This study investigates when large language models (LLMs) rely on factual knowledge versus defaulting to superficial heuristic reasoning in entity comparison tasks. Method: Through systematic experiments and logistic regression analysis, we identify three salient heuristic biases—popularity, mention order, and semantic co-occurrence—and show that shallow models leveraging only these cues outperform raw predictions from small-scale LLMs. We further introduce numerically grounded chain-of-thought prompting to steer models of all sizes toward reliable numerical reasoning. Contribution/Results: We provide the first empirical evidence that LLMs possess selective knowledge activation capability—present in large but absent in small models—and propose an interpretable, intervenable framework for diagnosing and correcting cognitive biases. Our approach enables transparent bias attribution and targeted mitigation, advancing both understanding and controllability of LLM reasoning.

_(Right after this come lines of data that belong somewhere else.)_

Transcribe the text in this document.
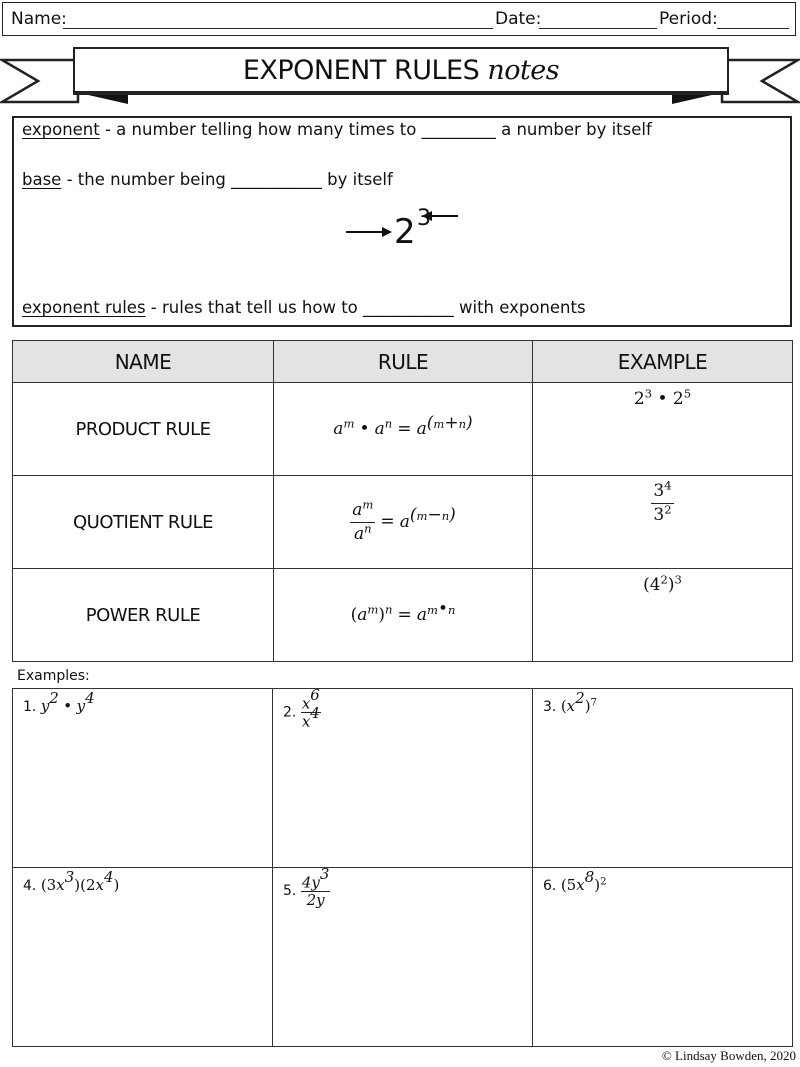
Name:	Date:	Period:
EXPONENT RULES notes
exponent - a number telling how many times to _________ a number by itself
base - the number being ___________ by itself
2 3
exponent rules - rules that tell us how to ___________ with exponents
NAME	RULE	EXAMPLE
PRODUCT RULE	$a^m$ • $a^n = a^{(m+n)}$	$2^3$ • $2^5$

QUOTIENT RULE	$\frac{a^m}{a^n} = a^{(m-n)}$	$\frac{3^4}{3^2}$

POWER RULE	$(a^m)^n = a^{m•n}$	$(4^2)^3$
Examples:
1. $y^2$ • $y^4$	2. $\frac{x^6}{x^4}$	3. $(x^2)^7$

4. $(3x^3)(2x^4)$	5. $\frac{4y^3}{2y}$	6. $(5x^8)^2$
© Lindsay Bowden, 2020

Large Language Models (LLMs) are increasingly used for knowledge-based reasoning tasks, yet understanding when they rely on genuine knowledge versus superficial heuristics remains challenging. We investigate this question through entity comparison tasks by asking models to compare entities along numerical attributes (e.g., ``Which river is longer, the Danube or the Nile?''), which offer clear ground truth for systematic analysis. Despite having sufficient numerical knowledge to answer correctly, LLMs frequently make predictions that contradict this knowledge. We identify three heuristic biases that strongly influence model predictions: entity popularity, mention order, and semantic co-occurrence. For smaller models, a simple logistic regression using only these surface cues predicts model choices more accurately than the model's own numerical predictions, suggesting heuristics largely override principled reasoning. Crucially, we find that larger models (32B parameters) selectively rely on numerical knowledge when it is more reliable, while smaller models (7--8B parameters) show no such discrimination, which explains why larger models outperform smaller ones even when the smaller models possess more accurate knowledge. Chain-of-thought prompting steers all models towards using the numerical features across all model sizes.